Food writer Judith Hausman shares her recipe for salsa.
Salsa, the get-started nibble at Mexican restaurants such as Coyote Flaco in Rye and New Rochelle or Kiosko in Port Chester, is now a household stable now -- almost as American as ketchup. With tomatoes in full swing, salsas are easy to make. Maybe not as easy as opening a jar, but you can start by opening a can if you are fresh out of fresh ones. In fact, these days diced tomatoes come pre-seasoned "Mexican-style," with onions and mild chilies that will give you a head start. Your salsa will still be much better with fresh tomatoes but the canned ones are a respectable alternative.

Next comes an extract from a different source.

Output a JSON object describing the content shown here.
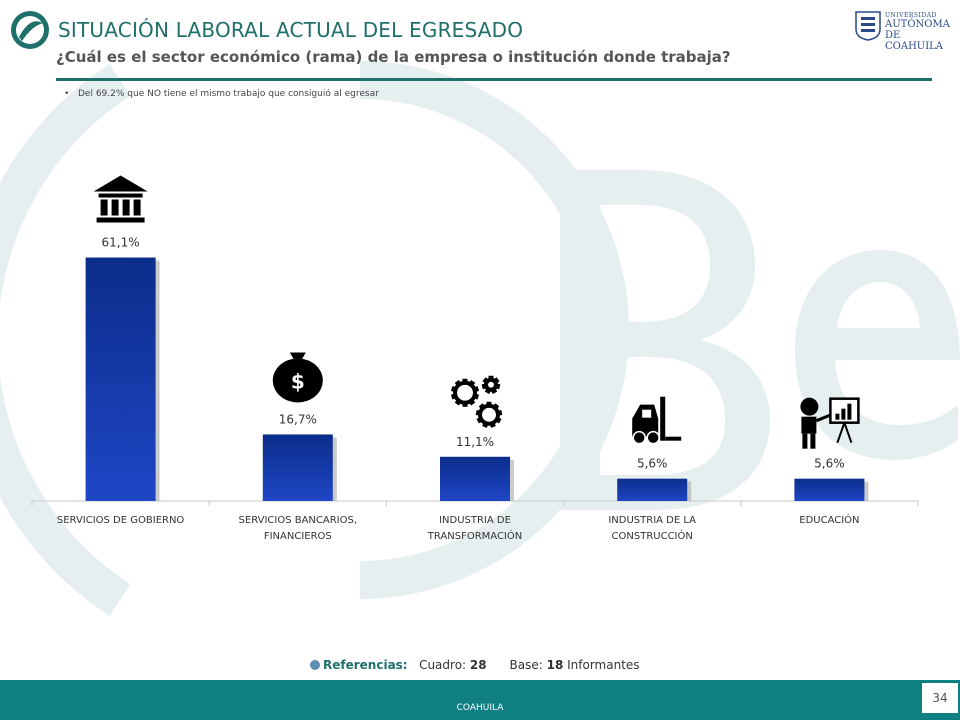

A basic recipe requires a chili, some limejuice and salt, a little minced onion, a little minced garlic and some cilantro -- with all amounts to your taste. Dark green poblano or ancho chilies are not very hot; red or green jalapeno or yellow-orange habanero (aka scotch bonnet) are quite hot. Be careful when you de-vein, de-seed and chop any of them not to touch your eyes or mouth. (I always use rubber gloves to handle hot peppers.)
Canned chipotle (smoked jalapeno and strongly flavored, so taste as you go) is handy to have around and you can substitute dried chilies, too, if you have the time to let them re-constitute in warm water a half hour ahead of preparation. Two people in my family cannot tolerate cilantro, so I use cumin instead. I like red onion but white or yellow onions or scallions are fine as well.
To assemble your salsa, chop any tomatoes or drain the canned tomatoes a little. Mix in the minced onion, chili, garlic and cilantro. Squeeze lime over it all and add some salt. Let this mix sit a bit to meld the flavors and then it's ready for corn chips. Pretty quick, huh? Try these just-as-easy variations, too:
Substitute tomatillos or green tomatoes for the ripe tomatoes to make salsa verde.
Add some minced fresh pineapple or mango or peaches or canned crushed pineapple.
Add ½ c. frozen corn or cooked fresh corn cut off the cob. This is a great way to not waste the random leftover ear.
Add 1/3 c. canned (cooked) black beans. This is especially good if you use chipotles.
Add any leftover grilled vegetables, diced small. Adding mashed-up baked or grilled eggplant and a little smoked paprika will edge the salsa over to a Hungarian or Bulgarian spread.